Passo todas as semanas a pé pela casa onde vivi até aos 24 anos (agora é um escritório), passei a caminho do trabalho durante 10 anos à porta da casa onde vivi até aos 12 anos (já era nessa altura um jardim infantil).
E nunca voltei a entrar por minha iniciativa numa empresa onde tenha trabalhado, tipo aquelas “visitas” de que vivem e sobrevivem muitos conhecidos meus com pouca ocupação, só lá ia para reuniões de trabalho.
PS- Filhos entradotes são filhos que nos dizem o que um deles me disse anteontem, a saber “Já há muito que deixei de ligar ao Natal, talvez quando um ano destes fôr avô…”.
Flor
Isso não se faz.
Como fui fazer uns bons quilómetros com o desgraçado do carrito que pouco anda, aproveitando o facto de hoje a cidade ter menos transito que a um domingo e a A1 estar vazia até Alverca (e no regresso), acabei por almoçar mais tarde.

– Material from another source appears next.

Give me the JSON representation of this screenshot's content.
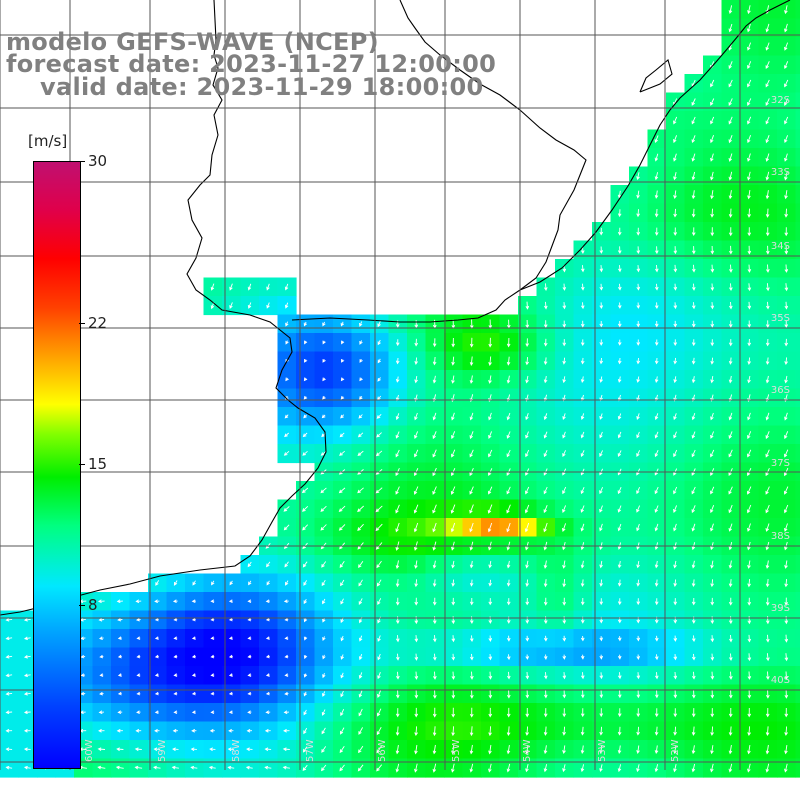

E chego aqui e já estou com fome outra vez com a sua descrição do pastel.
É que depois associo ideias e o barro negro leva-me inevitavelmente à chanfana e a chanfana leva-me não menos inevitavelmente a salivar, um dramalhão como vê.
Conclusão: nunca mais é hora de jantar, vou ter que lanchar.
Manuel Campos
Imagine eu quando fui "chez Google" procurar o que era Covilhete e deparo-me com uma bela travessa cheia de covilhetes todas a rirem para mim ?!?! Que dor :) :)
Off-topic
Acabo de ler aí online que ainda não se sabe se a criança que faleceu foi devido a "uma intoxicação por uma bateria".
Uma "bateria" (sic).
Flor
Pois já percebi que ainda ficou muito pior do que eu fiquei.
Tem toda a minha solidariedade, ainda que de pouco adiante é o que há...
Apercebi-me agora, ao ler o seu texto, que é também isso que eu penso. Numa nota à parte, acho curioso que depois de tantos anos em Lisboa ainda diga "fino" e não imperial. Já agora, também prefere Superbock a Sagres?
Essa baboseira do "meu tempo" arrepelha-me os pêlos todos, especialmente quando ouço à malta da minha idade.
Adoro recordar, agora a ideia do "ai quem me dera ter outra vez 20 anos (ou outra idade qualquer)", nem me passa pela cabeça.
Eu receio que as pessoas de mais idade referirem que no tempo delas há 50 anos é que era bom devem ter tido ao longo dos anos uma vida bem triste.